What We Do






Collaborations and Partnerships
The Cuyahoga Land Bank seeks to create collaborations and partners to assist in the fulfillment of our mission to strategically acquire properties, return them to productive use, reduce blight, increase property values, support community goals and improve the quality of life for county residents. We work collaboratively with each of the municipalities where we own property to ensure that these properties are brought back to productive life in a way that aligns with that municipality’s vision for its future.
The Land Bank also maintains partnerships where the use of our properties benefits the community, such as in the instance of community gardening or Urban Search and Rescue team training.
Some of our partners include:
—Court Community Service
—City of Cleveland
—Cuyahoga County
—North East Ohio Regional Sewer District
—Neighborhood Progress, Inc
—City of East Cleveland
—Cuyahoga Metropolitan Housing Authority
—Cleveland Restoration Society
—Cleveland Housing Network
—LakewoodAlive
—Cleveland Clinic
—City of Berea
—Polish American Cultural Center
—University Circle, Incorporated
—First Suburbs Consortium
—City of South Euclid
—HELP Foundation
—International Service Center
—Koinonia Homes
—LiveCleveland
—City of Garfield Heights
—Purple Heart Homes
—Village of Newburgh Heights
—ESOP-Concerned Citizens of Mt. Pleasant
—Eden Inc.
We have established groundbreaking partnerships with HUD and Fannie Mae to capture their vacant and abandoned housing stock for either rehabilitation or demolition, preventing hundreds of severely neglected properties from being sold to negligent speculators and further causing our neighborhoods to decay. At the end of 2009, Fannie Mae signed an agreement with the Cuyahoga Land Bank to sell their homes to the Land Bank for $1 and contribute $3,500 toward the cost of demolition.
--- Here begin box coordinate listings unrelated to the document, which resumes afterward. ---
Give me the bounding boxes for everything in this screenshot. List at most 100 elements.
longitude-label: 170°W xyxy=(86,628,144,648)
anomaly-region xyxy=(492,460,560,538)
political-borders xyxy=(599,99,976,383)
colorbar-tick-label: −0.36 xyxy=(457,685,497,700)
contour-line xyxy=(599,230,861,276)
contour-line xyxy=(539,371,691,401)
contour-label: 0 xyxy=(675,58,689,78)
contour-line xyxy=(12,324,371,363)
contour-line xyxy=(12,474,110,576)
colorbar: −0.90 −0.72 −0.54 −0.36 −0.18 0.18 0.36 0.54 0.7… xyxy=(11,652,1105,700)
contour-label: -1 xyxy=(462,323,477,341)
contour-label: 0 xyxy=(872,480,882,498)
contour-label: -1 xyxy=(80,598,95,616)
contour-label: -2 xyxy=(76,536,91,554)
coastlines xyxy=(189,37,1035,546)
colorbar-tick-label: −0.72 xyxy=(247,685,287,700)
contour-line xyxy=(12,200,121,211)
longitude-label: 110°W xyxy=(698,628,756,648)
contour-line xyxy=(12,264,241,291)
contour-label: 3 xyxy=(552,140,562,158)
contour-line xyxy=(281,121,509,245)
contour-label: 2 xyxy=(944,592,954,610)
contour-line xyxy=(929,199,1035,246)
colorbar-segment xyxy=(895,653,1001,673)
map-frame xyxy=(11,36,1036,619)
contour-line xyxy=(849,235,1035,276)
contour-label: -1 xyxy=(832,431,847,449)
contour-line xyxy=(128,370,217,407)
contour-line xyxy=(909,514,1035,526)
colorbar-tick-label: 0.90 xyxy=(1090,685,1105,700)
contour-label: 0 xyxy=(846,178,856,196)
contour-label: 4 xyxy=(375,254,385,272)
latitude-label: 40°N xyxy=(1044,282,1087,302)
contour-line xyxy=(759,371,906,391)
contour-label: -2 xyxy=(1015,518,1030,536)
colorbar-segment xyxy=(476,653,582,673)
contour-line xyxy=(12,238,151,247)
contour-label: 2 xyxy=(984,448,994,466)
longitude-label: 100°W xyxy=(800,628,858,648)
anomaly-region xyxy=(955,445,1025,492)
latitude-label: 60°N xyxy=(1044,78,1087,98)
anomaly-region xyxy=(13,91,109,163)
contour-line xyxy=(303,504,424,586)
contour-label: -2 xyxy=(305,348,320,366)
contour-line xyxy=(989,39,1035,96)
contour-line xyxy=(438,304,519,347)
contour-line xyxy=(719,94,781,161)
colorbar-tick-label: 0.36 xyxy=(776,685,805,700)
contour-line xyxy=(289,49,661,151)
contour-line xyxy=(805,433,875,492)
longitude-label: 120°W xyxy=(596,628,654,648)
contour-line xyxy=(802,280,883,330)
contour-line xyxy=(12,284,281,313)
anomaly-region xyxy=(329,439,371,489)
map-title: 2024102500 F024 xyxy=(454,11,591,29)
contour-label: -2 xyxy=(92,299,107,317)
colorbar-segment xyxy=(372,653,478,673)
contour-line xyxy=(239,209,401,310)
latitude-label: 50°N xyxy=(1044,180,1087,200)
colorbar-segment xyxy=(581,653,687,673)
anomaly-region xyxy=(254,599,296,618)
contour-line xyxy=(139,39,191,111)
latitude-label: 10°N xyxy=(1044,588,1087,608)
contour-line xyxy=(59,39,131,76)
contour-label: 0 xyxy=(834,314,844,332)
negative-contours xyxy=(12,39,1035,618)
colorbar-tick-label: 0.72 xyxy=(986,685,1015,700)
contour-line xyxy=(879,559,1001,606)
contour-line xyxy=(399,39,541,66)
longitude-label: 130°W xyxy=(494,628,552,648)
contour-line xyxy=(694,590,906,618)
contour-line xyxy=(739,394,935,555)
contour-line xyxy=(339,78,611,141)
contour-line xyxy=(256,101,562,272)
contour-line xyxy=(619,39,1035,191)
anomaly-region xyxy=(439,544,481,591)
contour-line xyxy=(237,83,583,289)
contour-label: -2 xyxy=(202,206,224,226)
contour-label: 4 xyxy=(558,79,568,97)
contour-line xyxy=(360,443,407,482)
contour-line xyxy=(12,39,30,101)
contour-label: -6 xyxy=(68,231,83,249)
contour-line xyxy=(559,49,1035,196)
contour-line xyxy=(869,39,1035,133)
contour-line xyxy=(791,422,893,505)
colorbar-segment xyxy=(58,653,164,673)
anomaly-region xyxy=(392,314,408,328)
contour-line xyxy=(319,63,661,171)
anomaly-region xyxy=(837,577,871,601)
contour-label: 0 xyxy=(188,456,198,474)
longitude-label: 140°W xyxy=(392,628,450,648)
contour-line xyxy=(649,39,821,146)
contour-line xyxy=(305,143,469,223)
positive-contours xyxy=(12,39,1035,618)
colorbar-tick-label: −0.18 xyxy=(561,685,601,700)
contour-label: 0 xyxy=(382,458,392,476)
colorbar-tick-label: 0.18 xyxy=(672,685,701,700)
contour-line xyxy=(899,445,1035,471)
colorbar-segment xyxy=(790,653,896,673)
In July 2010, the Cuyahoga Land Bank signed an agreement with HUD that allows the Land Bank to purchase HUD homes for $100 each during a first-look period if the homes are valued at $20,000 or less. Likewise, we can purchase HUD homes valued between $20,001 and $100,000 at a 30% discount before the homes are offered to the public. If the homes go on the market and don’t sell within 60 days, the Land Bank can purchase them at a 50% discount. Each of these agreements was unprecedented and has set the stage for other land banks throughout the country.
They also laid the groundwork for agreements with Wells Fargo and Bank of America in the summer of 2011. Both banks agreed to donate low asset properties to the Cuyahoga Land Bank and provide $3,500 per property in NSP 2 target areas and $7,500.00 per property in the rest of Cuyahoga County toward demolition. Bank of America capped their donations at 100 properties.